Set associative cache searches one tag from one set but all set at once.

Q3
replacement policy
direct mapped cache has no choice.
others have random, Least Recently Used, Least Frequently Used, Optimal.

Q4
two options :write through, write back.

associative memory (Content Addressable Memory, CAM)
retrieve "content" of memory by association. "Is there any cell that has value 105?".
Using conventional memory (RAM) which has to be accessed by address, to retrieve by association requires scanning the whole content.  If there is no ordering among the content scanning will take O(n).  If some ordering, such as ascending, using binary search will take O(n log n). But associative memory take O(1).

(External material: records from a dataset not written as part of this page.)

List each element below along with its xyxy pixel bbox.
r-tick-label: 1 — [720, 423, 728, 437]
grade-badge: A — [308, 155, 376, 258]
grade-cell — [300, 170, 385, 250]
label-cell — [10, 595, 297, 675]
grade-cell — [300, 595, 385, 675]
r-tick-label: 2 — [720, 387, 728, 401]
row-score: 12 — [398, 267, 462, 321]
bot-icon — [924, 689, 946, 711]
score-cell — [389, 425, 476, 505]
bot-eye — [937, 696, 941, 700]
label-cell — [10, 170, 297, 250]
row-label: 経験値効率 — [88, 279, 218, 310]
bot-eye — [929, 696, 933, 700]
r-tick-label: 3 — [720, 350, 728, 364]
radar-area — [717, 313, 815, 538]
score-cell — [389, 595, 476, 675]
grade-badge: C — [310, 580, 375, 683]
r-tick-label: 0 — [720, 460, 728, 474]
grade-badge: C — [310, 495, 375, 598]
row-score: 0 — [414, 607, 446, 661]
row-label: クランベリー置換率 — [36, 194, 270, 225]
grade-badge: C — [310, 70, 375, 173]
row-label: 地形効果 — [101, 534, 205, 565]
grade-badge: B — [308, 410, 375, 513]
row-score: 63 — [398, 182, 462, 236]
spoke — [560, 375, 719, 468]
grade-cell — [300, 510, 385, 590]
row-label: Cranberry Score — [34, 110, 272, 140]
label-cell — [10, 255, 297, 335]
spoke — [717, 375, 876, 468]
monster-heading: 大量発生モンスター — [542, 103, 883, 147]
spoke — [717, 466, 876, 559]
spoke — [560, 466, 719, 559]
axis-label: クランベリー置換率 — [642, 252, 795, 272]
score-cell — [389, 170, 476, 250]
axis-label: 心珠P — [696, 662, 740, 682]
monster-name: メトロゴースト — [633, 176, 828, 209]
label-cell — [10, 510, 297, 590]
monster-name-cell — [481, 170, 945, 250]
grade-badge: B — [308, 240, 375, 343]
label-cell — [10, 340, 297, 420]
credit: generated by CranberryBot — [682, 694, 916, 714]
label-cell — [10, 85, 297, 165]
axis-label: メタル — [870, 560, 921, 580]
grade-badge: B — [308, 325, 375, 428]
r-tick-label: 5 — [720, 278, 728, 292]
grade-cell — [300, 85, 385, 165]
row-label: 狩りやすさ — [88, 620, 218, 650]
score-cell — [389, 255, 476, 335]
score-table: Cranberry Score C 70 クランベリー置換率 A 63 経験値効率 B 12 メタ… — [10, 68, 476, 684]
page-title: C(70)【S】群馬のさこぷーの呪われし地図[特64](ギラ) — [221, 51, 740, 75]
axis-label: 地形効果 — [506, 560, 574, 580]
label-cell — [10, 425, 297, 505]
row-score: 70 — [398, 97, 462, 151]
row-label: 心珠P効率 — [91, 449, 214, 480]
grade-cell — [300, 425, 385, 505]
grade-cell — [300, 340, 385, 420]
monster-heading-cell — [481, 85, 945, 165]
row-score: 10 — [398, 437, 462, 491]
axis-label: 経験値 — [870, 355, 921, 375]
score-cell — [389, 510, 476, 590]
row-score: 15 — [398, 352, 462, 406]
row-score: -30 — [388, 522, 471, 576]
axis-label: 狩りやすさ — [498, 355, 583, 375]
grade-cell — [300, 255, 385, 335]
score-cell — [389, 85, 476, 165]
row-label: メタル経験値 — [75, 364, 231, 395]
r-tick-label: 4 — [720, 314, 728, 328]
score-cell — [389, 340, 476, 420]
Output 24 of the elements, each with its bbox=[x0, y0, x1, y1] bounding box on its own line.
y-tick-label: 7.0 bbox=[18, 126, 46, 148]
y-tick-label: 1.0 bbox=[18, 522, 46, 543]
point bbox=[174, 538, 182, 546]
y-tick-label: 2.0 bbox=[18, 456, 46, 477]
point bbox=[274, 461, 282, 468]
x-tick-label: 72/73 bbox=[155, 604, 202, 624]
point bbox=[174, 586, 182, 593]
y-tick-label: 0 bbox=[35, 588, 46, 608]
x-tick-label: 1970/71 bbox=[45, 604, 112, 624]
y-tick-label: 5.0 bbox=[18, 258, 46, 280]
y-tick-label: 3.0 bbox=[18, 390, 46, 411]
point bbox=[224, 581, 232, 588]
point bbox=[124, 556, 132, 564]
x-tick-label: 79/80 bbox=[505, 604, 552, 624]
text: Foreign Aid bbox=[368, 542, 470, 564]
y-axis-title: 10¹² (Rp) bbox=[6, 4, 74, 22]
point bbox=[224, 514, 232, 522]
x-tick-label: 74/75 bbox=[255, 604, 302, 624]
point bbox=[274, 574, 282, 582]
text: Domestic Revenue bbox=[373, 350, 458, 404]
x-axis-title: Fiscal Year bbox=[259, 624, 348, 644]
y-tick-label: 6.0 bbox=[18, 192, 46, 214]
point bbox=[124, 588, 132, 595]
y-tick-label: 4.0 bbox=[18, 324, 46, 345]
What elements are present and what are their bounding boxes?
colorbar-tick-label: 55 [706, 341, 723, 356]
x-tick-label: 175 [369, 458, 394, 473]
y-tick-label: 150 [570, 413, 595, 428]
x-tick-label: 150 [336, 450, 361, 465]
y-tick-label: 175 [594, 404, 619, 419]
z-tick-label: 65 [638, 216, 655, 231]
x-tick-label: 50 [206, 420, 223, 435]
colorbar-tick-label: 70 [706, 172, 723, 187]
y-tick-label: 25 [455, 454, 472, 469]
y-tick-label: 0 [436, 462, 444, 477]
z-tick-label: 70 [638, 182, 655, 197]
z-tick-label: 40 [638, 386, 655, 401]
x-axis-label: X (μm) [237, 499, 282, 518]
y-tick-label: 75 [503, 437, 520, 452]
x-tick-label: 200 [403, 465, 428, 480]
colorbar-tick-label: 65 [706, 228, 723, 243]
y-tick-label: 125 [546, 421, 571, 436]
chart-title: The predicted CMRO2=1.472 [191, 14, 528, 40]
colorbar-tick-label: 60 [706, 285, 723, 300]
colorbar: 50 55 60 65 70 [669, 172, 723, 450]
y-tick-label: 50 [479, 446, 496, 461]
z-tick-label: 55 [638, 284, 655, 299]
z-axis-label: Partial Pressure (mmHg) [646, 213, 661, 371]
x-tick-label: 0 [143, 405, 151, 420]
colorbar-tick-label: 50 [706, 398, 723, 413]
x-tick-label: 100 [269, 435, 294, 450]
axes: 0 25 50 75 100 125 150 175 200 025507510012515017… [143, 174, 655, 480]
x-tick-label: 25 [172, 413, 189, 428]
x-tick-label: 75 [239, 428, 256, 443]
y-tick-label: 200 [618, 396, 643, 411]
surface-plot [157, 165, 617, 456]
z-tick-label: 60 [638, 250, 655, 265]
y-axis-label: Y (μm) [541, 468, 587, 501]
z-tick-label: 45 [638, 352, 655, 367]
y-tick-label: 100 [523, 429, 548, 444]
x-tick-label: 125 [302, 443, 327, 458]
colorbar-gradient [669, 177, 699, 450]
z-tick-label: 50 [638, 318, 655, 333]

Example on-chip cache of Intel 486
4 Way set associative, line size 16 bytes, cache size 8Kbytes
Pseudo LRU 3 bits  : r0, r1, r2    Set number : s0, s1, s2, s3

most recent access           set bit
s0 or s1                                    r0
s0                                              r1
s2                                              r2
if r0 r1  = 00   replace    s0
if r0 r1  = 11   replace    s1
if r0 r2  = 10   replace    s2
if r0 r2  = 11   replace    s3

Address Trace
To measure the performance of a cache memory, miss ratio is measure from an address trace.  Some problems are presented :
1. the workload on the trace may not be representative
2. the initialisation transient may grossly affect the evaluation
3. the trace may be too short to obtain accurate measurement.

The length of the trace is important for accuracy.  Also the concern about initialisation of cache (should or should not take into account for cache miss).  If cache size is 1000 lines, assuming 1 byte per line, and miss ratio is 1%, for miss to occur once for every line requires the trace length of 100,000 addresses just to initialise the cache.

(for each quadrupling of cache size, the trace length increases by a factor of 8)  Typical simulations cover hundreds of ms at most.